Djoko Suyanto hingga kini belum bisa dimintai konfirmasi soal kabar tersebut.

Pertengahan 2001. Peristiwa bersejarah bagi PD bermula dari lantai 6 Gedung Bank Artha Graha. Tepatnya di ruang kerja mantan Menteri Negara Pendayagunaan Aparatur Negara era orde baru, T.B. Silalahi. Di sinilah SBY untuk pertama kalinya mengungkapkan keinginan untuk menjadi presiden Indonesia.

Pada pertengahan 2001, SBY masih menjabat Menko Polhukam era Presiden Megawati. Dia menemui TB Silalahi didampingi Sudi Silalahi, yang waktu itu masih menjabat Sekretaris Menko Polhukam.

Kepada TB Silalahi, SBY minta pendapat apakah dirinya layak menjadi presiden. “Apakah saya pantas jadi presiden?" kata SBY seperti ditirukan sumber detikcom.TB Silalahi pun kemudian menjawab, sangat pantas. Mendengar jawaban itu, SBY kemudian meminta bantuan kepada TB Silalhi untuk membantunya.
"Abang saya anggap sebagai mentor saya. Jadi tolong bantu."

Setelah itu, pertemuan SBY dan TB Silalahi semakin intens. Untuk memenuhi komitmennya membantu SBY, TB Silalahi kemudian menyusun pembentukan parpol yang kemudian diberi nama Partai Demokrat.

TB Silalahi membenarkan ia yang menggodok pembentukan PD. "Pembentukan partai (PD) hanya untuk syarat saja. Supaya bisa mengantarkan SBY jadi presiden," terangnya kepada detikcom.

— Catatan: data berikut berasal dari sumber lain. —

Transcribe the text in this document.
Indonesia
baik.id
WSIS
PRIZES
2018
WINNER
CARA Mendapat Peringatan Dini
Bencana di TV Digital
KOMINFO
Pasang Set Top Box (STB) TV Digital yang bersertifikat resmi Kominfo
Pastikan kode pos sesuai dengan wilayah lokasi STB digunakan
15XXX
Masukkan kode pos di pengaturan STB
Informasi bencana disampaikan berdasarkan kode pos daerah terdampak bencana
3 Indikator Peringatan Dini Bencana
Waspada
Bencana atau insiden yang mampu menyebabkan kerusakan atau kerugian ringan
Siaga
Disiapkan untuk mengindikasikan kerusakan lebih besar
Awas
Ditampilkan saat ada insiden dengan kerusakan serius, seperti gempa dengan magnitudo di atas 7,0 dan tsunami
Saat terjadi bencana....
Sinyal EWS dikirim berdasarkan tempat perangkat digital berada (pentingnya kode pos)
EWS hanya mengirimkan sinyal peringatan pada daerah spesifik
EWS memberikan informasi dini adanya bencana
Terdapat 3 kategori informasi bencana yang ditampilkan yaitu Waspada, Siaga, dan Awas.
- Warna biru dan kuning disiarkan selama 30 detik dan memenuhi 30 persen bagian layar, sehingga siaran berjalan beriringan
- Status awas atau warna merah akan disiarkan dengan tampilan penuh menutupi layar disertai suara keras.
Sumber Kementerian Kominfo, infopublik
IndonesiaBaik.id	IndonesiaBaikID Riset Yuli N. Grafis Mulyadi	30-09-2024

Karena hanya sekadar syarat, pengurus partai dipilih secara langsung. Para pendiri partai tidak terlalu memusingkan siapa yang menjabat sebagai ketum atau pengurus. Sebab tujuan mereka hanya satu yakni mengantarkan SBY menjadi presiden. Sementara untuk urusan partai dikelola sambil lalu saja.

Tapi para pendiri ini tidak menyangka jika PD ternyata melesat dengan cepat. Pada Pemilu 2004, PD meraih suara sebanyak 7,45% (8.455.225) dari total suara dan mendapatkan kursi sebanyak 57 di DPR.
Dengan begitu PD meraih peringkat ke 5 Pemilu Legislatif 2004. Raihan ini tentu saja merupakan sebuah prestasi bagi PD sebagai partai baru.

Meski begitu, pengurus partai menganggap raihan suara PD hanya pengaruh peningkatan popularitas SBY. Itu sebabnya semua kegiatan atau keputusan PD semua bermuara kepada SBY. Apalagi ketua umumnya Hadi Utomo, yang terpilih pada Kongres I PD merupakan adik ipar SBY.

Anggapan elite PD mulai berubah setelah partai ini menjadi pemenang pemilu dengan mendapat suara dukungan 21.703.137 atau 20,4% pada Pemilu 2009.

Eforia pun langsung terjadi di internal PD. Dengan kemenangan itu, kader PD merasa melonjaknya suara PD bukan hanya imbas popularitas SBY, melainkan hasil kerja mereka.

"Memang menjelang Pemilu 2009 terjadi peningkatan jumlah kader maupun simpatisan. Tapi perekrutan yang dilakukan tidak selektif. Para pengurus hanya mencari kuantitas saja. Bukan kualitas," ujar Silalahi.

Seiring banyaknya kader-kader baru di PD, sikap partai pelan-pelan berubah terhadap SBY. Pada awal berdirinya PD merupakan kumpulan para pendukung SBY alias fans club SBY. Belakangan sejumlah kader PD menginginkan perubahan paradigma itu dengan menjadikan PD sebagai partai modern yang tidak mengkultuskan figur SBY.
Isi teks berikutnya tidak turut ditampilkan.